Kenex predictive models have helped target highly
prospective ground in many countries including New Zealand, Australia, Papua New
Guinea, Oman, Turkey and Finland. We have helped companies such as Explaurum, HPD Exploration, and Aurora Minerals raise exploration capital from
market based investors. Kenex is able to assist you to acquire highly
prospective land before your competitors even know it exists, tell you which
data types are most useful to collect in your exploration area, and help you
prioritise work programmes based on the prospectivity of your tenements. In short, Kenex can
add real value to your exploration by allowing you to focus your money and
time on the most prospective land.
The development of a mineral targeting model by Kenex includes the following steps:
Data Compilation: The initial step is deciding on the data that will be required to run the model and getting this data into a digital form. Today much of the data required for mineral exploration is already distributed in GIS format, and is available either free-of-charge or through a licence agreement from most geological surveys. Kenex organises the digitising of the remaining data and compiles a coherent GIS database that will be used for the spatial modelling. Data types used in a model might include: rock chip, stream sediment, soil, and drill hole geochemistry; geological mapping of faults, folds, lithology, deformation, veining, age; geophysical data such as aeromagnetics and gravity; mapped alteration zones; as well as mineral occurrences and existing mine sites.

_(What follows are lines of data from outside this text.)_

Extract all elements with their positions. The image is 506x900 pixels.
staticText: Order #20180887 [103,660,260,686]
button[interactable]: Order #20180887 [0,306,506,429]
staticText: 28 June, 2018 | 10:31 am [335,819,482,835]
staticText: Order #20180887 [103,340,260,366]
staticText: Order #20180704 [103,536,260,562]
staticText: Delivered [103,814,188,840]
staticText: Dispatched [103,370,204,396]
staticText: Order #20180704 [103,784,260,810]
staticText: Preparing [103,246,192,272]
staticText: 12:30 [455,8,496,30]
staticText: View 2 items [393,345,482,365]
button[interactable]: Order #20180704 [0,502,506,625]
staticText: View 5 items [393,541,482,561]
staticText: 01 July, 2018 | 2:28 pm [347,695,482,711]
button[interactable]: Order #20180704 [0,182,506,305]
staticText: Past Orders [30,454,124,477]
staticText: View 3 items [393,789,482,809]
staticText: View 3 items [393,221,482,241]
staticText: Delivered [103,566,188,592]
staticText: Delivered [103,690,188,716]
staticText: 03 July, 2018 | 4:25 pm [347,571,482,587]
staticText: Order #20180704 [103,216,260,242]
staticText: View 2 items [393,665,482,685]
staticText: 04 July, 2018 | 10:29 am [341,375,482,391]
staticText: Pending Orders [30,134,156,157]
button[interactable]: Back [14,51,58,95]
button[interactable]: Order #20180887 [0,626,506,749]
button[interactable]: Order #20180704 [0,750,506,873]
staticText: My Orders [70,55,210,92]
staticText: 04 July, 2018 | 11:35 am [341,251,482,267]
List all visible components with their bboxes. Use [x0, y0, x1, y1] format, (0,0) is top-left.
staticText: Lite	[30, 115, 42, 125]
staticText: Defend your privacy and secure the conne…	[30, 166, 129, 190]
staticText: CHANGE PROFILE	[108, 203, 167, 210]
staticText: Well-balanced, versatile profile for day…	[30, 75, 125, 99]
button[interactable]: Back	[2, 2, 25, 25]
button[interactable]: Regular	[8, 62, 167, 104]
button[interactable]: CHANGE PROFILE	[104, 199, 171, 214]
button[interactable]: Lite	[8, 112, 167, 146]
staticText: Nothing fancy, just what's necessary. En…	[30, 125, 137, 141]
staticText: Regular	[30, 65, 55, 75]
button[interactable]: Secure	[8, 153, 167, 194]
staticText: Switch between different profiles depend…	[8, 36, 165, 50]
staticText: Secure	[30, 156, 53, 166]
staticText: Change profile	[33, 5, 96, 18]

Expert Knowledge: No model can be completed without expert knowledge provided by leading industry experts. With more than 75 years of combined industry experience in-house, and hundreds of contacts, partnerships, and professional associations, Kenex is able to cast a critical eye over all information in the datasets used for the model, determine the importance of key themes, and knows the intricacies of the subject matter. This breadth of experience allows us to develop and use the best and most current mineral deposit models to find new mineral deposits and re-evaluate existing prospects
Spatial Analysis: Themes and datasets are tested using spatial statistics and are converted into key predictive maps required for the model. This stage is the most time consuming for the modelling geologist as it requires scores of different filtering, analytical, statistical, and data preparation techniques.
Modelling: Kenex uses Arc-SDM on an ESRI GIS platform and MI-SDM on a MapInfo GIS platform to run the models and prepare the predictive maps. For 3D mineral potential modelling, we use the tools developed by Mira Geoscience for GoCAD. As one of the global leaders in prospectivity modelling we maintain close links with the software developers to ensure that we are all constantly developing the modelling techniques and the science behind them. Kenex Managing Director Dr Greg Partington regularly publishes research papers on the subject.
Model Output and Targeting: The modelling process generates a data layer that shows the prospectivity of mineralisation occurring at a given location. This data set can be displayed as a map that highlights the most prospective areas. It could be applied to a set of land parcels showing which are most likely to have the event modelled occurring in it, or used to rank the importance of existing exploration tenements or land use zones.
Reporting / Exploration Advice: Models are output to the clients specifications. These can range from a complete digital dataset in the form of a GIS and database through to a large colour coded map showing the prediction values. Kenex also includes a report on all models generated, discussing the results, how they were obtained, and what data was included. A common request from our exploration clients is for advice on prioritising their exploration, tenement management and sampling programs based on the modelling results. Prospectivity models are also frequently used to showcase the mineral potential during IPOs, project fundraising, and other market related reporting.